Authors: Ashley Karr
Posted: Tue, April 29, 2014 - 1:18:59
Take away:Wireframing is the phase of the design process where thoughts become tangible. A wireframe is a visual 2D model of a 3D object. Within website design, it is a basic, visual guide representing the layout or skeletal framework of a web interface. Page schematic or screen blueprint are frequently used synonyms.
When user experience (UX) professionals create wireframes, they arrange user interface elements to best accomplish a particular, predetermined task or purpose. They focus on function, behavior, content priority, and placement, page layout, and navigational systems. They lack graphics and a fancy look and feel. Wireframing is an effective rapid prototyping technique in part because it saves huge amounts of time and money. It allows designers to measure a design concept's practicality and efficacy without a large investment of these two very important resources. It combines high-level structural work, such as flow charts, site maps, and screen design, and connects the underlying conceptual structure (the information architecture) to the design's surface (the user interface). Designers use wireframes for mobile sites, computer applications, and other screen-based products that involve human-computer interaction (HCI).
The following are a few best practices for wireframing in the digital space:
- Be a planner. Gather information before you start jumping into wireframes. Make sure you, your team, and your clients are clear on the design's missions, goals, objectives, and functions. Make sure you are also just as clear on your stakeholders and users. (Did you remember that maintenance workers are design users, as well? No? Better drop the wireframe and spend a bit more time thinking...)

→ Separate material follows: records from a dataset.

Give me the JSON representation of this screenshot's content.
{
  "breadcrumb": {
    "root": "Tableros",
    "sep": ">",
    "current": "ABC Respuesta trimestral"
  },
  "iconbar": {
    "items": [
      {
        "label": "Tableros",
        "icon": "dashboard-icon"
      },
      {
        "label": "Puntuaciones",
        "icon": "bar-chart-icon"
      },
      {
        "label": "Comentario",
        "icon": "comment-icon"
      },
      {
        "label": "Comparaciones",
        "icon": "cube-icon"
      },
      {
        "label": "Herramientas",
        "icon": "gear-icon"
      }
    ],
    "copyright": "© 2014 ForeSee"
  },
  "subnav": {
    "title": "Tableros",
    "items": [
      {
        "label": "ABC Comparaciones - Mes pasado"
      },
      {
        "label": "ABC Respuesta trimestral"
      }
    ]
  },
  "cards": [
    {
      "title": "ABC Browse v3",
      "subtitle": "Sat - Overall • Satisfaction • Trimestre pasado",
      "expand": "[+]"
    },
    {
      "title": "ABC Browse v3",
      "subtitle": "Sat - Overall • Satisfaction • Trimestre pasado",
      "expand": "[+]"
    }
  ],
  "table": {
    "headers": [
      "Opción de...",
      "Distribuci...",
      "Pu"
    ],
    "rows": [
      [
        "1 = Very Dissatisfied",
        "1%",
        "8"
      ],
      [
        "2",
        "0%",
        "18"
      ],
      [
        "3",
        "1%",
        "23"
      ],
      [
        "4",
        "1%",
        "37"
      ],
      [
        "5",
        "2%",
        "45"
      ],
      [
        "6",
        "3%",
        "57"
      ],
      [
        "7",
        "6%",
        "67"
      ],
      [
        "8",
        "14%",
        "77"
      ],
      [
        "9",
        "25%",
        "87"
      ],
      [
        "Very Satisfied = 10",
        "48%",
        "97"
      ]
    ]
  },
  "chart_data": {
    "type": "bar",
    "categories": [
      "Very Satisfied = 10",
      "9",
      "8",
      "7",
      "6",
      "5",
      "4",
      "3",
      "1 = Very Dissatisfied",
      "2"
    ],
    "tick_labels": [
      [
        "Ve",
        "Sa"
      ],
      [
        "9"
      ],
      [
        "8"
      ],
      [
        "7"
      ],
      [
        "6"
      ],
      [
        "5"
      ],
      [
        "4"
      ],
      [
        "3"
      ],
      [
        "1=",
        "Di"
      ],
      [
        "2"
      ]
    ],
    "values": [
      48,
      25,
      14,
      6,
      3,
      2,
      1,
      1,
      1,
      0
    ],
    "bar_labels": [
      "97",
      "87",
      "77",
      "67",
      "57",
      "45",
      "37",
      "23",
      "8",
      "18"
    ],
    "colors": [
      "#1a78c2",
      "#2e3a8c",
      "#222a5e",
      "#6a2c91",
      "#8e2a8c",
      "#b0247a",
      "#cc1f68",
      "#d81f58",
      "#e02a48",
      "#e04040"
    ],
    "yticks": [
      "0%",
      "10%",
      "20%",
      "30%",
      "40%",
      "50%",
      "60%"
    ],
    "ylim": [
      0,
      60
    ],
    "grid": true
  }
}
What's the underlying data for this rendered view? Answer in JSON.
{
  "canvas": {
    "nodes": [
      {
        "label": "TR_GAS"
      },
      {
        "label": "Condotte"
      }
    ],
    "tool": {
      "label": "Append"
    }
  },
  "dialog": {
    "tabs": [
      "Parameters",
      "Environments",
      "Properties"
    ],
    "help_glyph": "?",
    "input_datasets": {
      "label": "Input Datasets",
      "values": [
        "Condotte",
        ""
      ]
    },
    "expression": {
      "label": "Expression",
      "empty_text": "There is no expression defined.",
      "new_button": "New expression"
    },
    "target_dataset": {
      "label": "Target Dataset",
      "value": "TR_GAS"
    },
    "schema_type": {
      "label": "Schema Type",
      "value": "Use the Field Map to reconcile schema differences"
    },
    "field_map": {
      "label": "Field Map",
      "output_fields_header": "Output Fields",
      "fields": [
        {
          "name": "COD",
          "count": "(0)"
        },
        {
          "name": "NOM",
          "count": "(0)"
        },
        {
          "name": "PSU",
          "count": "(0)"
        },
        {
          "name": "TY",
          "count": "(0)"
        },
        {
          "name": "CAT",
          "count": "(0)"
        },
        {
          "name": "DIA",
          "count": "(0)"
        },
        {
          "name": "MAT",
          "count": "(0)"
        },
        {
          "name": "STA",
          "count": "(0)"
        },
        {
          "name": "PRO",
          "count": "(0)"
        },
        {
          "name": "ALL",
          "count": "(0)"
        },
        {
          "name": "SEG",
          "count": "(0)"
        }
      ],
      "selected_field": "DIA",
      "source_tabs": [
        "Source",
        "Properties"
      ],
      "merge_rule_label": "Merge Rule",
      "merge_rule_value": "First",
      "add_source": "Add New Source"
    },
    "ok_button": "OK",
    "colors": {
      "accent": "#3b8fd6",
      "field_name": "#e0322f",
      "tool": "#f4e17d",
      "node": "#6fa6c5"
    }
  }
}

- Be a philosopher. Wireframing is "...like a finger pointing away to the moon. Don't concentrate on the finger or you will miss all that heavenly glory." Yes, I just quoted Bruce Lee in Enter the Dragon. How does this apply to wireframing? I will tell you. People tend to get hung up on the medium and not the quality and appropriateness of the wireframe. Wireframing programs are a dime a dozen. In my real-life, actual UX experience, I have discovered that people LOVE paper wireframes. They get excited when they are finally allowed to unplug their fingers from the keyboard, peel their eyes away from the screen, and do batteries-not-included usability tests outside in a courtyard chalk-full of pigeons, fountains, babies in strollers, and dogs playing catch with their owners.
- Be a child. So many people are afraid of being wrong or seemingly silly in a professional environment that they paralyze their creativity. If you are one of those people who worry so much about what others may think of you during a brainstorming session, go hang out with pre-schoolers for a morning. Dump a big pile of Crayolas on a table, fling around some colored construction paper, and notice what happens.
Wireframing is neither new nor innovative. Humans have wireframed for millennia—sketching out inspirations for new inventions, drafting designs for buildings and civil engineering projects, and developing schematics for massive travel and communication networks. Arguably, our first medium was the cave wall and lump of charcoal leftover from the previous night's fire. As human technology evolved from these prehistoric wares to papyrus to paper to computerized 3D-modeling programs and interactive systems, such as Balsamiq, Axure, and InDesign, what and how we wireframe has evolved in step. However, why we wireframe and wireframing best practices are timeless. In order to develop a viable final product, be it the Parthenon or a mobile phone app to track blood sugar levels for diabetics, humans have depended upon wireframes to organize and synchronize the design team's efforts and test early iterations to avoid disaster and make a good faith attempt at success.